The X.Y would be for each element type abbreviation X (f32, f64, u8, ..., s64), and for each corresponding pack width Y.
Ah, wait, so was the plan to generate these instructions for cases where X can be, say, point or triplet, or no such plans?
I started working on a library for this some time ago: https://github.com/marcoheisig/Loopus
Oh yes, you had mentioned it in your paper the previous year. Unfortunately I haven't had the time to dive into it, and I'm stuck in that "20% of the things provide 80% of functionality" local optima that can be a bane for lisp.
Ah, wait, so was the plan to generate these instructions for cases where X can be, say, point or triplet, or no such plans?
I don't know if a point or triplet can be SIMD-settable. I assume it would be the job of some sort of unboxables-simd system to compile some higher-level operations on user-defined types into sb-simd calls on the primitive constituents of that type.
Oh, okay! I think I misunderstood somethings above.
Yup, okay, seems like the issue can be resolved by (i) having SB-SIMD functions that work on foreign pointers, and (ii) providing a LOOPUS or equivalent functionality.
A more general idea on the wishlist is for SIMD support in CFFI itself.
Even without masking, there are gather/scatter instructions that allow loading from / storing to offsets from a base address.
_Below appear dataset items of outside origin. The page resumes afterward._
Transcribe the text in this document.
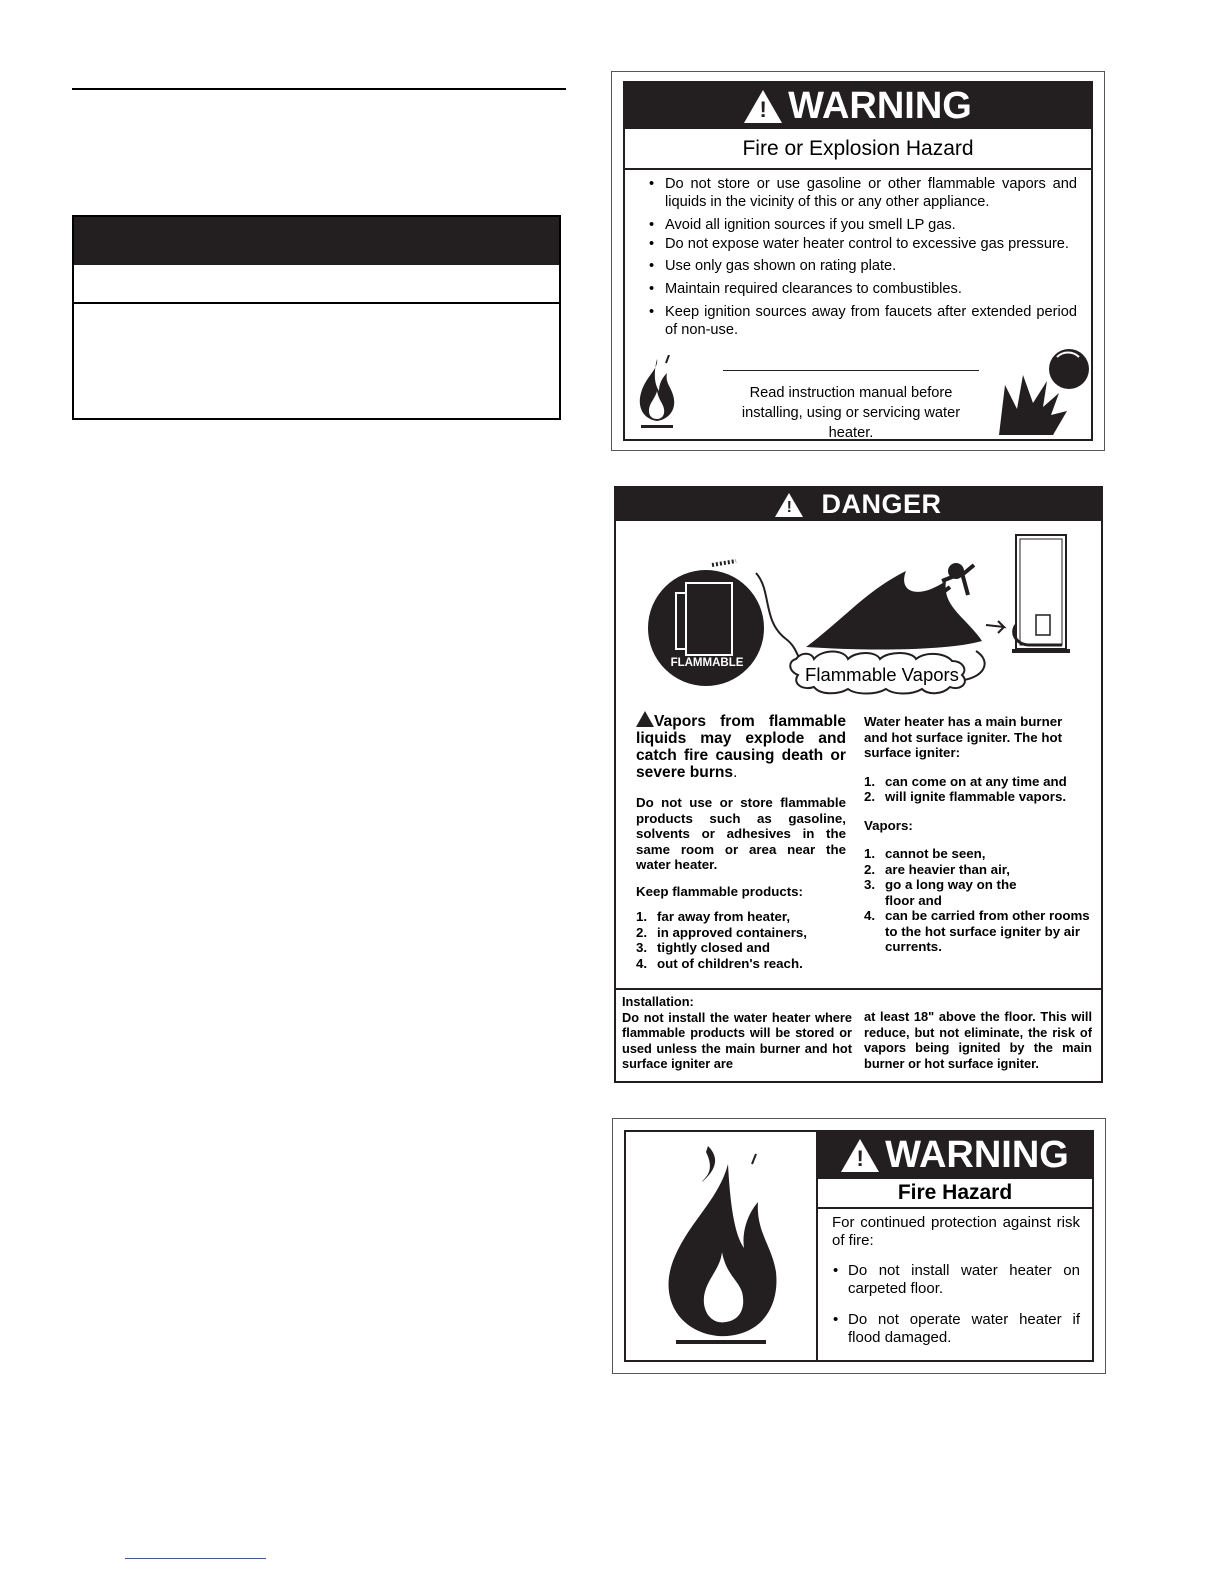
! WARNING
Fire or Explosion Hazard
• Do not store or use gasoline or other flammable vapors and liquids in the vicinity of this or any other appliance.
• Avoid all ignition sources if you smell LP gas.
• Do not expose water heater control to excessive gas pressure.
• Use only gas shown on rating plate.
• Maintain required clearances to combustibles.
• Keep ignition sources away from faucets after extended period of non-use.
Read instruction manual before installing, using or servicing water heater.
! DANGER
FLAMMABLE
Flammable Vapors

Vapors from flammable liquids may explode and catch fire causing death or severe burns.

Do not use or store flammable products such as gasoline, solvents or adhesives in the same room or area near the water heater.

Keep flammable products:

1. far away from heater,
2. in approved containers,
3. tightly closed and
4. out of children's reach.

Water heater has a main burner and hot surface igniter. The hot surface igniter:

1. can come on at any time and
2. will ignite flammable vapors.

Vapors:

1. cannot be seen,
2. are heavier than air,
3. go a long way on the floor and
4. can be carried from other rooms to the hot surface igniter by air currents.
Installation:
Do not install the water heater where flammable products will be stored or used unless the main burner and hot surface igniter are
at least 18" above the floor. This will reduce, but not eliminate, the risk of vapors being ignited by the main burner or hot surface igniter.
! WARNING
Fire Hazard

For continued protection against risk of fire:

• Do not install water heater on carpeted floor.
• Do not operate water heater if flood damaged.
I haven't yet added gather/scatter instructions to sb-simd, because they are also not much faster than just emitting one load per element and then packing those values. The resulting CPU microcode is probably almost identical.
Yup, okay, seems like the issue can be resolved by (i) having SB-SIMD functions that work on foreign pointers, and (ii) providing a LOOPUS or equivalent functionality.
If you --- or anyone else --- wants to help with Loopus or start a related project, don't hesitate to contact me. I also wrote https://github.com/marcoheisig/cl-isl so that one can use the same secret sauce as GCC or Clang when it comes to optimizing loop nests.
A more general idea on the wishlist is for SIMD support in CFFI itself.
My original plan was to write a library called cl-simd to offer SIMD support for all (well, most) implementations. But given the daunting challenge of adding all those 1000+ instructions to half a dozen implementations, I decided to go for SBCL first. My hope is that this sets a de-facto standard that will be adopted by other implementation, so that a cl-simd portability library will emerge eventually. Once there is such a portability library, it would be straightforward to make CFFI use it. I really wouldn't want some #+sb-simd statements directly in CFFI, out of fear that I'd have to take on some of that maintenance burden.